Zac Bowden is a Senior Editor at Windows Central. Bringing you exclusive coverage into the world of Windows on PCs, tablets, phones, and more. Also an avid collector of rare Microsoft prototype devices! Keep in touch on Twitter and Threads

  • JamesDax3
    Much ado about nothing.
  • TechFreak1
    Oh boy.... I wonder who was supposed to test this feature... oh wait Microsoft axed their dedicated QA team and programmatic testers.... it's as if like erm... axing these teams was what do you call it?

    Ah right, very "regrettable".... 🤦‍♂️ this was a totally expected outcome as devs cannot be expected constantly test and reiterate as there is not enough coding hours.

    In another shortsighted decisions for quick shareprice boost Microsoft has caused further damage to their reputation with consumers. As unlike Apple and Google who get a free pass when it comes to data collection. Microsoft does not, as they are treated with immense skepticism and rightly so due to past behaviour.

    After all Microsoft also layed off their dedicated AI ethics and society team.... I'm sure this won't be another "regretable" decision down the line /sarcasm.

    Microsoft needs to rehire the testers and dedicated QA team as well as the dedicated AI ethic and society team. As reliability and trust are key fundamentals of any operating system - unlike the 90s Microsoft can not rely on the generations that grew up the push of "pcs in every household" to maintain marketplace dominance and profits.

    Generations are growing up in households were Microsoft is entirely absent and it is profoundly naive to think neither Apple, Google or Amazon won't make inroads in data centre infrastructure thus further restricting Microsoft profit margins. If Microsoft does not have reliable edge devices, OEMs will go elsewhere and it's already happening as they are already experimenting with differentiating software as they have hit limits of hardware. The only logical next step beyond that is an o/s in which Microsoft will be reduced to productivity applications.
  • bradavon
    Whilst yes it's optional, what the article doesn't state is it's On by default and the OOBE makes it unclear this is the case. It's expecting on-techhnical users to venture into Settings which they never do.

    I bet Microsoft changes the Business editions of Windows so this is off by default, as for sure all IT Admins are going to disable it.
  • Ron-F
    I was listening to the WP's podcast where the hosts were excited by the feature and dismissive to the early criticism regarding the security of the app. I know the boys were speaking in good faith, but it is a good thing to have caution any time a giant corporation proposes a service with potential privacy violations.

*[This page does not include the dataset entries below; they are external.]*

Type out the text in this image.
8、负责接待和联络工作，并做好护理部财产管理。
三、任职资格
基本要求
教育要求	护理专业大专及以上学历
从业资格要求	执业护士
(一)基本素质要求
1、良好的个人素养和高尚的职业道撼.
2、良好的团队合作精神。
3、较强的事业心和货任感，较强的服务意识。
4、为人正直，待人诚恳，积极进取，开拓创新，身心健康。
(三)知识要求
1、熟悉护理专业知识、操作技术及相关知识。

    Anyway, Recall has potential, and I believe the security flaws were not result of malice but rather incompetence. I am quite sure Microsoft will get somewhat right by the third version.
  • dirtyvu
    you have to look at the contrived situation that is being posited. The security expert is talking about a hacker that is already logged into the user account and thus has access to Recall data. If the hacker already has access to the system, the system is completely compromised so Recall is the least of the problems. There are many other situations that are more dangerous. Like how the vast majority of users run in administrator accounts rather than standard accounts (a more optimal security setup is where you have an admin account that you reserve for maintenance of your PC while you operate on a daily basis within a standard account which is safer because it has active UAC prompts that you can see where something is asking for elevated permissions).